Credit: Official campaign Facebook page for Tonia Khouri
Credit: Official campaign Facebook page for Tonia Khouri

And Republican women can face an additional hazard. Since the GOP electorate’s ideological shift rightward in 2012, Republican women have had to tout strong conservative credentials to win, which has often meant that “moderate women can’t make it through a primary,” Walsh says. “They either don’t run at all, or they get beat in the primaries. That’s why in the general election there are so many fewer women on the Republican side.”

The result of this shows up in the stats, she points out. In 2014, there was stagnation in the number of women Republicans in Congress. “They are still stuck at about 10 percent of all Republican members of Congress. On the Democrat side, [women are] a third.”

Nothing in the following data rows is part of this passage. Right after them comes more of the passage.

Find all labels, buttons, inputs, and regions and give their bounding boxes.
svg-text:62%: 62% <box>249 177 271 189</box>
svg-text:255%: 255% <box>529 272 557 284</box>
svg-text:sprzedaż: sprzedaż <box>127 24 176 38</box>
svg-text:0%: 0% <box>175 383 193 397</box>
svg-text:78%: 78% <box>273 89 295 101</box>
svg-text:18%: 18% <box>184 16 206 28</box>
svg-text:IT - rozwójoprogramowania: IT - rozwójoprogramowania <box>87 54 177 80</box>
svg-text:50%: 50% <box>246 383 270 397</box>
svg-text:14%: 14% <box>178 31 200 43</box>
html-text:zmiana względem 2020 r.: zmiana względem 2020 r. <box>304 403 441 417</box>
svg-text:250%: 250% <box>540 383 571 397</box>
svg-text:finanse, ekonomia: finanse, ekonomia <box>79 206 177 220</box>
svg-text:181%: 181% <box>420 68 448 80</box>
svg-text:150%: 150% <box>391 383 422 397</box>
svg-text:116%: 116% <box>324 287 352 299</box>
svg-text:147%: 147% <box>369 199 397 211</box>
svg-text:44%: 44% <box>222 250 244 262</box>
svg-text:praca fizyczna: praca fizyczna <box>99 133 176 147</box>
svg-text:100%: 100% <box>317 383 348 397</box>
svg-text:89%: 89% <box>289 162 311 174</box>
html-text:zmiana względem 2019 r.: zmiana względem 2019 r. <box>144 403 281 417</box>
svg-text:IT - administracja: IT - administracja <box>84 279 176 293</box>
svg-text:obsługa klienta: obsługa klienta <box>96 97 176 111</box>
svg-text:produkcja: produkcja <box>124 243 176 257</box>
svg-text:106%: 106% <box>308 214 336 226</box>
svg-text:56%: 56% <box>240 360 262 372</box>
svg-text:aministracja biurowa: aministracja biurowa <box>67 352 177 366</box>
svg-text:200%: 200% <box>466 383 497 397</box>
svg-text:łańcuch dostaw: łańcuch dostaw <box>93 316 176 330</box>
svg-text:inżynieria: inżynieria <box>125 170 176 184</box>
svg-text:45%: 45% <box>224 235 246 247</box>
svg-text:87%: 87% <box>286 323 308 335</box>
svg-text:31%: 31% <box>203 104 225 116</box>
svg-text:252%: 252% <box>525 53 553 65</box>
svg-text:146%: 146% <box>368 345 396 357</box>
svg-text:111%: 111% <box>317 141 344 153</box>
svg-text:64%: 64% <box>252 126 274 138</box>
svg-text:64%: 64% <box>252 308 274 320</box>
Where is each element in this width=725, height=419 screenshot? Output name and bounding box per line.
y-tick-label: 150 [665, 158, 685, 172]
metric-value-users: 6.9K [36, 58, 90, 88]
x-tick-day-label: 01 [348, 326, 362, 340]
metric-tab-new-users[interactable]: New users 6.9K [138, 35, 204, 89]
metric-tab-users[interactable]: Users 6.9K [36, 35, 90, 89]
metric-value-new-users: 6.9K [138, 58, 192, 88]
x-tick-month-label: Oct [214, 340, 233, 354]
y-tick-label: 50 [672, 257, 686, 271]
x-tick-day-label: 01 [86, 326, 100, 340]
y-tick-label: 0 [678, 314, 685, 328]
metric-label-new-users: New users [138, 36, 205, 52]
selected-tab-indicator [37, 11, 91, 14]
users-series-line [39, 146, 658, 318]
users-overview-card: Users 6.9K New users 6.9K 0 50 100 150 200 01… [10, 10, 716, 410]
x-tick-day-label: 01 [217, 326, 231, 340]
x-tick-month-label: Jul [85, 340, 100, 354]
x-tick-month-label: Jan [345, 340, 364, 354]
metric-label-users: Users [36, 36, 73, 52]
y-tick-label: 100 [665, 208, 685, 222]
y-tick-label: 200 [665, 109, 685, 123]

In addition to the Republican female field’s small size (which has even waned since past election cycles), this dynamic may explain the uniformly conservative themes among Conservative women candidates — themes that, depending on who wins on Nov. 8, will affect how the nation is governed in the years ahead.

The High Stakes of Election 2016

One thing that’s clear is the importance of the races being decided by voters this fall, from the presidency on down. The Senate is being watched especially closely this year, because the Republicans could lose majority control to the Democrats.

“What’s interesting about this is it could end up being that the largest races with women in them could make that shift,” Walsh says.

Races in battleground states like Nevada, Illinois, Pennsylvania, North Carolina and New Hampshire could pave the way for a fundamental shift in the balance of power and, thus, policy decisions going forward. And in several of those states, Republican women are vying for the very House and Senate seats that could turn the tide — for example, Khouri of Illinois and Rep. Barbara Foxx of North Carolina’s fifth district.

“If Trump were elected in November, and if he were to have control of a Republican Senate and House, much more of his agenda — whatever it is — could get through,” Walsh says. “Those [battleground] races are hugely important to the future direction of this country.”

“Women in those races could make a big difference — one way or the other.”